Gregory Chatonsky The fourth memory 2025, installation, generative film, 3D prints, digital impressions, robot, aluminum, stones, variable dimensions. IA models and programming languages: stable XL broadcast, animated, naughty, llama 3.2 7b, python 3.11 Training data: laion-5b, visual contagions under the direction of Béatrice Merry-Prunel, artist's personal archives © Gregory Chatonsky

Gregory Chatonsky The fourth memory2025, installation, generative film, 3D prints, digital impressions, robot, aluminum, stones, variable dimensions.

© Gregory Chatonsky

Systems work today from data that humans provide them, but what happens when these systems work with images and/or texts made by AI?

This is a big question. In an article published in the journal Nature, In July 2024, researchers showed that training of AI models with data generated by AI may cause a “Model collpase”a deterioration of the models. It is therefore in the interest of AI societies to try to distinguish the texts and images generated by AI of those which are not generated by it. This task, on the other hand, becomes more and more difficult, because images and texts are becoming more and more “hybrid”: they are the result of increasingly complex collaborations between humans and AI models.
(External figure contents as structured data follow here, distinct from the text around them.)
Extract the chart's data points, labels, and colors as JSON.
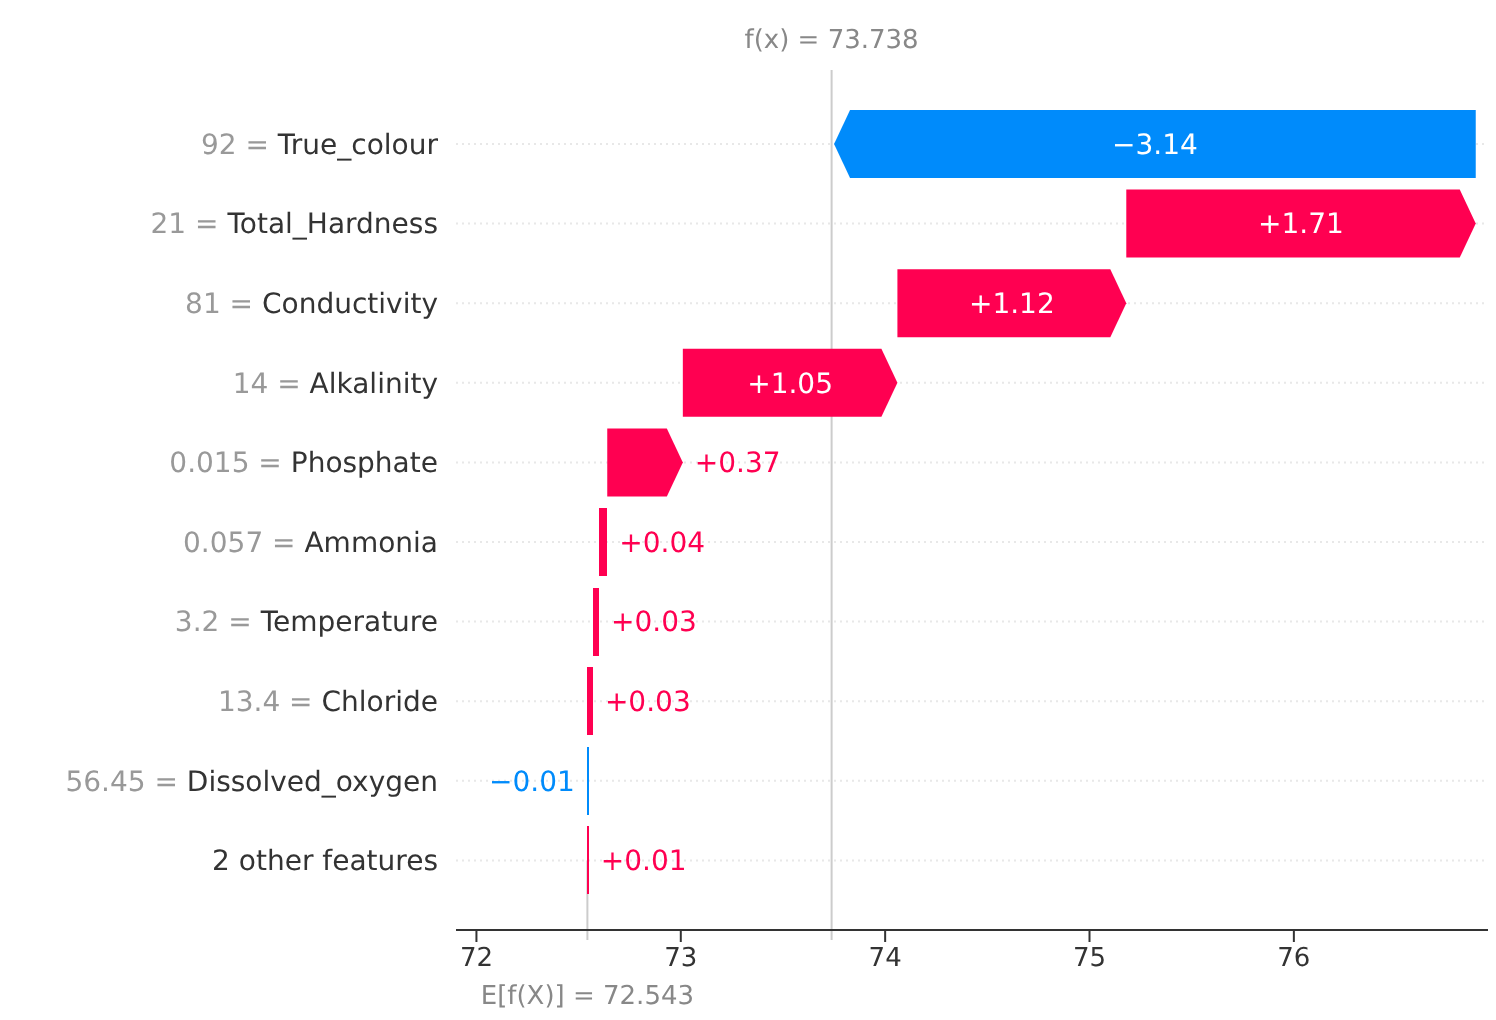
{
  "chart_data": {
    "type": "bar",
    "orientation": "horizontal",
    "categories": [
      "92 = True_colour",
      "21 = Total_Hardness",
      "81 = Conductivity",
      "14 = Alkalinity",
      "0.015 = Phosphate",
      "0.057 = Ammonia",
      "3.2 = Temperature",
      "13.4 = Chloride",
      "56.45 = Dissolved_oxygen",
      "2 other features"
    ],
    "values": [
      -3.14,
      1.71,
      1.12,
      1.05,
      0.37,
      0.04,
      0.03,
      0.03,
      -0.01,
      0.01
    ],
    "base": [
      76.89,
      75.18,
      74.06,
      73.01,
      72.64,
      72.6,
      72.57,
      72.54,
      72.55,
      72.54
    ],
    "colors": [
      "#008bfb",
      "#ff0051",
      "#ff0051",
      "#ff0051",
      "#ff0051",
      "#ff0051",
      "#ff0051",
      "#ff0051",
      "#008bfb",
      "#ff0051"
    ],
    "value_labels": [
      "−3.14",
      "+1.71",
      "+1.12",
      "+1.05",
      "+0.37",
      "+0.04",
      "+0.03",
      "+0.03",
      "−0.01",
      "+0.01"
    ],
    "xlim": [
      71.9,
      76.95
    ],
    "xticks": [
      72,
      73,
      74,
      75,
      76
    ],
    "grid": "y",
    "ref_lines": [
      {
        "axis": "x",
        "value": 73.738,
        "label": "f(x) = 73.738",
        "color": "#cccccc"
      },
      {
        "axis": "x",
        "value": 72.543,
        "label": "E[f(X)] = 72.543",
        "color": "#cccccc"
      }
    ]
  }
}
How do you see the future?

It is difficult to make forecasts because everything changes at such a speed. But I think that we all have to really make a literacy effort in relation to this new context and try to understand how these models of AI work, what are the terms, the language in order to be able, and know, analyze them and, as much as possible, master them. Because we are in the middle of a major technological turning point that we can compare to the arrival of the Internet in the 1990s and if we go even more back to the invention of photography or that of printing. In the current state, AI is still deeply human: everywhere, there are choices made by humans. Will this be the case in five or ten years? We can fear that some of these systems become autonomous to the point of targeting their own survival or to aim for their own improvement as a priority, and that this escapes the companies that produce these models. But we are not there yet.